FREEDMEN’S MISSIONS AID SOCIETY.
The annual meeting of our English Auxiliary took place at Union Chapel, Islington (Rev. Dr. Allon), June 6th. The Earl of Aberdeen presided. The Rev. Dr. O. H. White read the general report of work done in the United States and to be done in Africa. The Rev. J. Gwynne Jones presented the financial statement. The total receipts had been £5,270; £4,727 had been expended in direct mission work, and the balance in hand was £205. £3,000 had been promised by Mr. Arthington, of Leeds, towards the establishment of a mission in Central Africa. The American Missionary Association had fully considered the proposal and deemed it practicable, and they desired now to raise another £3,000 in this country, trusting that they would be able to command funds in America for carrying on the work, if its outfit should be substantially secured here.
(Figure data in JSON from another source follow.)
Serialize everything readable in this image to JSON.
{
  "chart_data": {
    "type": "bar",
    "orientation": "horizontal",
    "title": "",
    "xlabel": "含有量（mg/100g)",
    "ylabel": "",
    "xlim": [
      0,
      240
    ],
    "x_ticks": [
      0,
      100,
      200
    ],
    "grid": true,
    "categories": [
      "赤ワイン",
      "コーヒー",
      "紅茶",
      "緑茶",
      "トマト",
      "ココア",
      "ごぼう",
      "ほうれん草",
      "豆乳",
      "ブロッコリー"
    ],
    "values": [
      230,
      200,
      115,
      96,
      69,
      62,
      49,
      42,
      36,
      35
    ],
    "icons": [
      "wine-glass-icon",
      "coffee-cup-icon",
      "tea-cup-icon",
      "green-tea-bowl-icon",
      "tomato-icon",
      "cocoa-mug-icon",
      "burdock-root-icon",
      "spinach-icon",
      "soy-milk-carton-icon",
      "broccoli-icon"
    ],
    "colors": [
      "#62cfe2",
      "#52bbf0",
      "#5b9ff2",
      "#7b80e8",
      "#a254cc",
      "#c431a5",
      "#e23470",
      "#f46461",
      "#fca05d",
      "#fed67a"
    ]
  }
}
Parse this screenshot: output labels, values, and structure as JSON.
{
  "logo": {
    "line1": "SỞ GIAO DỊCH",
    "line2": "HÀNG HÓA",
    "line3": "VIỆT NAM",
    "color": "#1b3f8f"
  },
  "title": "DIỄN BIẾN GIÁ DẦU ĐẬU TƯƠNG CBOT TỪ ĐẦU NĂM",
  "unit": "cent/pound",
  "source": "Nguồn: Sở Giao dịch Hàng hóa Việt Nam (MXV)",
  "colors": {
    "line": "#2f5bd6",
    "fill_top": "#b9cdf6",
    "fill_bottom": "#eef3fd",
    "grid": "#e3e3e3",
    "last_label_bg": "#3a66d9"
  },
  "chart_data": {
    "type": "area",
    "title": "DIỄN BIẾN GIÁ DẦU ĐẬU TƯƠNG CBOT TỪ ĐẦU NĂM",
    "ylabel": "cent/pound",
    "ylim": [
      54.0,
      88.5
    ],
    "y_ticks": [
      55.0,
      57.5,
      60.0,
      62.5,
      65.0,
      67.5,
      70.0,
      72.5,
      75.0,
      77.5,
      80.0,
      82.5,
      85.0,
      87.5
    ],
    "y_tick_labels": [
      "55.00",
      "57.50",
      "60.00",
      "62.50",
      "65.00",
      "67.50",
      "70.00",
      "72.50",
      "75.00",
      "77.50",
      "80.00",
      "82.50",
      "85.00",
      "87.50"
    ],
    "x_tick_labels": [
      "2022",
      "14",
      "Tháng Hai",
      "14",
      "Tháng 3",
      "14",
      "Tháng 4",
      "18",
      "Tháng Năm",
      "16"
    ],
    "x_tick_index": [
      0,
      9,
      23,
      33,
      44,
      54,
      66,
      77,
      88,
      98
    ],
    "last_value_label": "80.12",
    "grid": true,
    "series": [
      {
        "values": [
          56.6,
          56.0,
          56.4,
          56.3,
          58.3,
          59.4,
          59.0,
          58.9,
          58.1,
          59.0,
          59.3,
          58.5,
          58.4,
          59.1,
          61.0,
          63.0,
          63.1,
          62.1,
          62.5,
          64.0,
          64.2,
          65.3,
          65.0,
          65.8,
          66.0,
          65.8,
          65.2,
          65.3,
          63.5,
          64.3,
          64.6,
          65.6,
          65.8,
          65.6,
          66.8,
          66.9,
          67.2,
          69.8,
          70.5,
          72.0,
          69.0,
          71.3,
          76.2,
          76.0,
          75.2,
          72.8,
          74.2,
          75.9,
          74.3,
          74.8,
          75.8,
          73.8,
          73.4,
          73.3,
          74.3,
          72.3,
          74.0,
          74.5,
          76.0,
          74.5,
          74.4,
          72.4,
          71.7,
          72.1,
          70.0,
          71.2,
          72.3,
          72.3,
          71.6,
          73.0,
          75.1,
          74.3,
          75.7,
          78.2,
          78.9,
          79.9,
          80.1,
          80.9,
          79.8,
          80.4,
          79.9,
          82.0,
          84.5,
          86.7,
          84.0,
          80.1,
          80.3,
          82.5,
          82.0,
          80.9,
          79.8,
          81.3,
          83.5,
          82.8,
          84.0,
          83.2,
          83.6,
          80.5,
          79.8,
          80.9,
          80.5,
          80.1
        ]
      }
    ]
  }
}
Miss Jennie Jackson, of the Jubilee Singers, then sang one of their plaintive hymns, after which the presiding officer addressed the meeting, referring to his personal observation of the slave trade in Africa. The Rev. Dr. Moffat followed, saying that he had been the servant of Africa for sixty years. Since he went out as a missionary in 1816 he had been incessantly engaged in advancing the Redeemer’s kingdom in Africa. He had had many opportunities of witnessing what the Gospel could do in Africa, and he could testify that it was the salvation of every one that believed. Mr. J. B. Gough then spoke in his usual entertaining and forcible way.
On the motion of the Rev. Dr. Allon, seconded by the Rev. Dr. F. Billing, the following resolution was adopted:
That this meeting desires to express the deep sense it entertains of the favoring providence of God in connection with the education of the emancipated slaves of America, for teachers and missionaries to their own race, and also in connection with the mission work accomplished by some of the society’s students (ex-slaves) on the West Coast of Africa. And this meeting would renewedly record its conviction that in the Christian education of the Freedmen we are working in the line of a special providential arrangement for a native agency for the evangelization of Africa.